Les faits retenus montrent un mariage sans contrat et trois enfants. Une ordonnance de non-conciliation avait fixé la résidence habituelle des enfants mineurs chez la mère, une pension alimentaire de 180 euros et une contribution de 120 euros par mois et par enfant. L’époux a fait appel en demandant une réduction de cette contribution. La cour a limité son examen à ces seules questions financières. Le problème de droit était double : déterminer le montant de la pension alimentaire entre époux et celui de la contribution à l’entretien des enfants, selon les ressources et besoins de chacun. La solution retenue confirme la pension de 180 euros et la contribution pour les deux enfants mineurs. Pour l’enfant majeur, la cour écarte toute contribution à compter du moment où il perçoit un salaire.
La décision s’appuie sur une application rigoureuse des textes et une appréciation concrète des situations. La cour rappelle que la pension alimentaire vise à assurer un niveau de vie en fonction des facultés du débiteur. Elle procède à une comparaison détaillée des ressources et charges des parties. La mère justifie de ressources limitées aux prestations familiales, soit 1 264,25 euros, avec un reste à charge locatif. Le père perçoit un salaire de 1 350 euros avec un loyer plus élevé. La cour estime que “le premier juge a fait une exacte appréciation des éléments de la cause en fixant cette pension à la somme de 180, 00 euros”. Cette approche confirme la nécessité d’une analyse in concreto des facultés respectives.

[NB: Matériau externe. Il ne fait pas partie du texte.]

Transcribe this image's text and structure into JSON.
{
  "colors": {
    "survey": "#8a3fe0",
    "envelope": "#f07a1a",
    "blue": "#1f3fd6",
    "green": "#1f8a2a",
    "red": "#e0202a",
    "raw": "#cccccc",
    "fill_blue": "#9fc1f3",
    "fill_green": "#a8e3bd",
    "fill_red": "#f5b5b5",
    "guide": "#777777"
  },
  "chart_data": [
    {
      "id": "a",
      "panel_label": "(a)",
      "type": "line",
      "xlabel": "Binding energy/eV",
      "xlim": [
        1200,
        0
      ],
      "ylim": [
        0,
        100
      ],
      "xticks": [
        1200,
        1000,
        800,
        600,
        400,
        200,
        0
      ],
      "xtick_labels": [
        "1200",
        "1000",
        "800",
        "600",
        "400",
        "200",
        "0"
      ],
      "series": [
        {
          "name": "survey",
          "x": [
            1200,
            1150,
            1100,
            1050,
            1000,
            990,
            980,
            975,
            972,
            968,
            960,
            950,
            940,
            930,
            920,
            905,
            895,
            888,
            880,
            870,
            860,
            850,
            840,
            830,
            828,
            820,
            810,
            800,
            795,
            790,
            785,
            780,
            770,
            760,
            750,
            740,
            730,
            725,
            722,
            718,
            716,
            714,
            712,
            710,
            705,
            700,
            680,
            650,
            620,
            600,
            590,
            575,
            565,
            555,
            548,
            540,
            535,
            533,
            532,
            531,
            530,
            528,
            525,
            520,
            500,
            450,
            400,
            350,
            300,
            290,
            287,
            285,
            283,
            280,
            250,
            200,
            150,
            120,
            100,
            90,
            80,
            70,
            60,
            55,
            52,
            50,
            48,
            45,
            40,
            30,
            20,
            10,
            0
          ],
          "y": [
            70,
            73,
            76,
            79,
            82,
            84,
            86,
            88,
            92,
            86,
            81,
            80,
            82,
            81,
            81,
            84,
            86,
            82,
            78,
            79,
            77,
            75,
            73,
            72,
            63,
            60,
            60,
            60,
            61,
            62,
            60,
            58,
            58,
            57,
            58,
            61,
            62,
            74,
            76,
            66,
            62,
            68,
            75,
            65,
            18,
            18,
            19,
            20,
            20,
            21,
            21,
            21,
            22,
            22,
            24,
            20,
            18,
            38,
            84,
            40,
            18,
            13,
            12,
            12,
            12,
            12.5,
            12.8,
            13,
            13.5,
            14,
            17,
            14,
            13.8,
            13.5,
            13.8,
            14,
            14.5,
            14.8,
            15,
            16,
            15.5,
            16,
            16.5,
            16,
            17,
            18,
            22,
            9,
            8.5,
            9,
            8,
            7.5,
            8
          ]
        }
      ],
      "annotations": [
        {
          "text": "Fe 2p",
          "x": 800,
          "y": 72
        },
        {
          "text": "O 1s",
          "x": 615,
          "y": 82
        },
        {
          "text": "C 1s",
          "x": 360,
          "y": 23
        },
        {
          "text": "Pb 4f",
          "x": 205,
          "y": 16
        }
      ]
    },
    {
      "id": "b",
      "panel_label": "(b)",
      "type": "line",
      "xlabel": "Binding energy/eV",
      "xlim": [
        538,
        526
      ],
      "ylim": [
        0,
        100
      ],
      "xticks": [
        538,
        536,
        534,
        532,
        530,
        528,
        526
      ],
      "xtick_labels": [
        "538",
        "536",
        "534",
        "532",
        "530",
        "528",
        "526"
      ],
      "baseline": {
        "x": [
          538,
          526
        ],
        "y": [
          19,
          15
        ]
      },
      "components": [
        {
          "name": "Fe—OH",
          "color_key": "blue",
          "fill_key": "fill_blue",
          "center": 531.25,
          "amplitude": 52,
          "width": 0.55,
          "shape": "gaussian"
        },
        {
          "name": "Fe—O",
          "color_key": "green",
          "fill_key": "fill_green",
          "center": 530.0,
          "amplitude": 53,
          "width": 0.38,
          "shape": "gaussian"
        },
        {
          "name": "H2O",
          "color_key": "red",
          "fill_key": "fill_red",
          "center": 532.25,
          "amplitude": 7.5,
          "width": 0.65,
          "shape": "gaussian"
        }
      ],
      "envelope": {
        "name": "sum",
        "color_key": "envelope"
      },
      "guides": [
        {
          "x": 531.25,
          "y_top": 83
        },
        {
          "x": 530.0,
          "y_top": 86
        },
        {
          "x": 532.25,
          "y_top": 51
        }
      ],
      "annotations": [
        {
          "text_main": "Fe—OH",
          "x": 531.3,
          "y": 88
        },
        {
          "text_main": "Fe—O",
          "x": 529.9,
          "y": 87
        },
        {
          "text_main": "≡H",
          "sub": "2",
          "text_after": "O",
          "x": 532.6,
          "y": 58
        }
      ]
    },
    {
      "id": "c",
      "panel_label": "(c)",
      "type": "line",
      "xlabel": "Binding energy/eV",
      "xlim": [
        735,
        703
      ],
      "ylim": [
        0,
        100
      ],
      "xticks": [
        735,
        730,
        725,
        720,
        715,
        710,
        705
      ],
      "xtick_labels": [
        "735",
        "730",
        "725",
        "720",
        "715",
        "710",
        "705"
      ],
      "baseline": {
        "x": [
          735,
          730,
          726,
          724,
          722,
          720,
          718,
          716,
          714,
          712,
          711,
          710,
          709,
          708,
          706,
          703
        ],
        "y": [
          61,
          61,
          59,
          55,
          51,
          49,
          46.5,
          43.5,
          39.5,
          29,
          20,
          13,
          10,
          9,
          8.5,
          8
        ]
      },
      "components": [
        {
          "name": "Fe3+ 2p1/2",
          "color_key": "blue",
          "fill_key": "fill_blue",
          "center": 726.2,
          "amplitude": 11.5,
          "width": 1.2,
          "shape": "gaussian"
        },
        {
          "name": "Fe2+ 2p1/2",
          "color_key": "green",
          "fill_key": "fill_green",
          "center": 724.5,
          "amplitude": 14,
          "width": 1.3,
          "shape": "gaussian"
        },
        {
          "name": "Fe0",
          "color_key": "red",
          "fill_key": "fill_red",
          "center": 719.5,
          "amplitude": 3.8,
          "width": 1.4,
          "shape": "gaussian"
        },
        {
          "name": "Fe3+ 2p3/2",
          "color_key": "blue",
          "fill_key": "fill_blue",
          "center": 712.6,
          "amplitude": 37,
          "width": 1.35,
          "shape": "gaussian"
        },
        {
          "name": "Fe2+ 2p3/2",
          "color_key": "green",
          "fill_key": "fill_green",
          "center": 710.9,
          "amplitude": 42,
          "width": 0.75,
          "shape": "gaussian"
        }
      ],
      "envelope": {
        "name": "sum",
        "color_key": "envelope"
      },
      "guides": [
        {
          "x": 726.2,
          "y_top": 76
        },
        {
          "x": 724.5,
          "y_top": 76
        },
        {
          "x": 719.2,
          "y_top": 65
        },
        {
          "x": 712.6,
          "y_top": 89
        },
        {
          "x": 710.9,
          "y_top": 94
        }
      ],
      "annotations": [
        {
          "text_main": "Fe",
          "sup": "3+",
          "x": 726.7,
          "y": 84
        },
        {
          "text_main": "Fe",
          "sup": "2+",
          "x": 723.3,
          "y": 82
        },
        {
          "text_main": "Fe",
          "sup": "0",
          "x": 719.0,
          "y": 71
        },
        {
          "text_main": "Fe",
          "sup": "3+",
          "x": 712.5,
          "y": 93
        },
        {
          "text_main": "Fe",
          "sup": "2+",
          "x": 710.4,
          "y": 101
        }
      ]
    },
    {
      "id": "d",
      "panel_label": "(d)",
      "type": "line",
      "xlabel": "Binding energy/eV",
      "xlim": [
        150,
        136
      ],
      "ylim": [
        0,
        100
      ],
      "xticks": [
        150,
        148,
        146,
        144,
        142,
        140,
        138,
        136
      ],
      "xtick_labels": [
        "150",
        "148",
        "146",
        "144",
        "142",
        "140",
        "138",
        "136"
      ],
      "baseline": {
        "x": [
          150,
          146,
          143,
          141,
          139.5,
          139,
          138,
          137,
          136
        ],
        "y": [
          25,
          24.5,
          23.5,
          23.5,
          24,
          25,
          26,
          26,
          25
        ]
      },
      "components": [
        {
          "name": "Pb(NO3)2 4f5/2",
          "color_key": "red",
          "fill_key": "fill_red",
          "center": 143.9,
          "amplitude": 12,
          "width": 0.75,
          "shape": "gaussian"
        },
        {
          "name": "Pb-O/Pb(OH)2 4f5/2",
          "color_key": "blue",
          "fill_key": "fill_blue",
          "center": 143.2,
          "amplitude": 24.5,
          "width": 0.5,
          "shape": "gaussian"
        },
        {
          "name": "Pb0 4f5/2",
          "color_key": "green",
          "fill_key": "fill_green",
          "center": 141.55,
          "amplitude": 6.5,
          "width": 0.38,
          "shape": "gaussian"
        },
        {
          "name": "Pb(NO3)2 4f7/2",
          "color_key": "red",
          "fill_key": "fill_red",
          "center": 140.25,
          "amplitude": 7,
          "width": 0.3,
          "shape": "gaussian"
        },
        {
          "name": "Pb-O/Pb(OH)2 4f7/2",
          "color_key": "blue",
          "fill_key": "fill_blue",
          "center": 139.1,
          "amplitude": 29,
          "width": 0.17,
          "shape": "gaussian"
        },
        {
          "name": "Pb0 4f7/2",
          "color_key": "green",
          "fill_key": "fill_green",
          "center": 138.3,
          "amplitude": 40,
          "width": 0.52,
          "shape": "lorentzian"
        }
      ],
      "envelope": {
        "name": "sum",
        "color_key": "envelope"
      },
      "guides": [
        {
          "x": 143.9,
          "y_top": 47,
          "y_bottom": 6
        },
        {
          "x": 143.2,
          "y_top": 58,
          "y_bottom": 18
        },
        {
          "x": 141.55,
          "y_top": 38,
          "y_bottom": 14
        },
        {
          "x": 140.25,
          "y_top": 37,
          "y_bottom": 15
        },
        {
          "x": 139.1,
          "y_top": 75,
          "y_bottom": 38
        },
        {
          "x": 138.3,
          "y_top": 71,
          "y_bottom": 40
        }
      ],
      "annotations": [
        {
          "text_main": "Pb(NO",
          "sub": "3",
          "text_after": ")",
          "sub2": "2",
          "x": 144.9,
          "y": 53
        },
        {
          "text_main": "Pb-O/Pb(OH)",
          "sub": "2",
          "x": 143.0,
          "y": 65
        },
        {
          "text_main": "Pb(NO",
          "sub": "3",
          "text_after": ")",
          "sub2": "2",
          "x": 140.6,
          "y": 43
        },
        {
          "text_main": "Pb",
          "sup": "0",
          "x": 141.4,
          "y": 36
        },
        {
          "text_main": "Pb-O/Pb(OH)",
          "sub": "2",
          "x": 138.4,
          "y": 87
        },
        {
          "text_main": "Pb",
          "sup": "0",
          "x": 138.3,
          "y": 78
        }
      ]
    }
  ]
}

Concernant la contribution pour les enfants, la cour applique l’article 371-2 du code civil. Elle opère une distinction entre l’enfant majeur et les mineurs. Pour le majeur, elle constate qu’il “a perçu, au mois à compter du 1er juillet 2010, un salaire de 606, 68 euros, soit les deux tiers du SMIC”. Elle en déduit qu’“il peut être considéré qu’il subvient à ses besoins”. La contribution est donc supprimée à compter de cette date. Pour les mineurs, la cour confirme le montant initial au regard des besoins et des ressources parentales. Cette différenciation traduit une adaptation aux circonstances de chaque enfant.
L’arrêt présente une portée pratique certaine en matière de fixation des obligations alimentaires. Il rappelle utilement la méthode de calcul, fondée sur le bilan des ressources et charges. La prise en compte du salaire de l’enfant majeur pour supprimer la contribution est notable. La cour ne se contente pas de constater sa majorité. Elle vérifie l’existence d’une ressource propre suffisante, ici les deux tiers du SMIC, pour estimer qu’il subvient seul à ses besoins. Cette solution évite une application automatique et favorise une approche individualisée. Elle peut guider les juges du fond dans des situations similaires.
La valeur de l’arrêt réside dans son équilibre entre le respect des principes et l’équité. La confirmation des montants pour l’épouse et les enfants mineurs sanctionne une appréciation première jugée exacte. La modification pour l’enfant majeur illustre la nécessaire actualisation des mesures. La cour statue “par voie de disposition nouvelle” pour tenir compte d’un élément postérieur à l’ordonnance. Cette souplesse procédurale sert l’objectif substantiel. La décision assure ainsi une répartition des charges conforme aux facultés de chacun au moment du délibéré. Elle évite tout formalisme rigide au profit d’une justice adaptée aux réalités économiques des familles.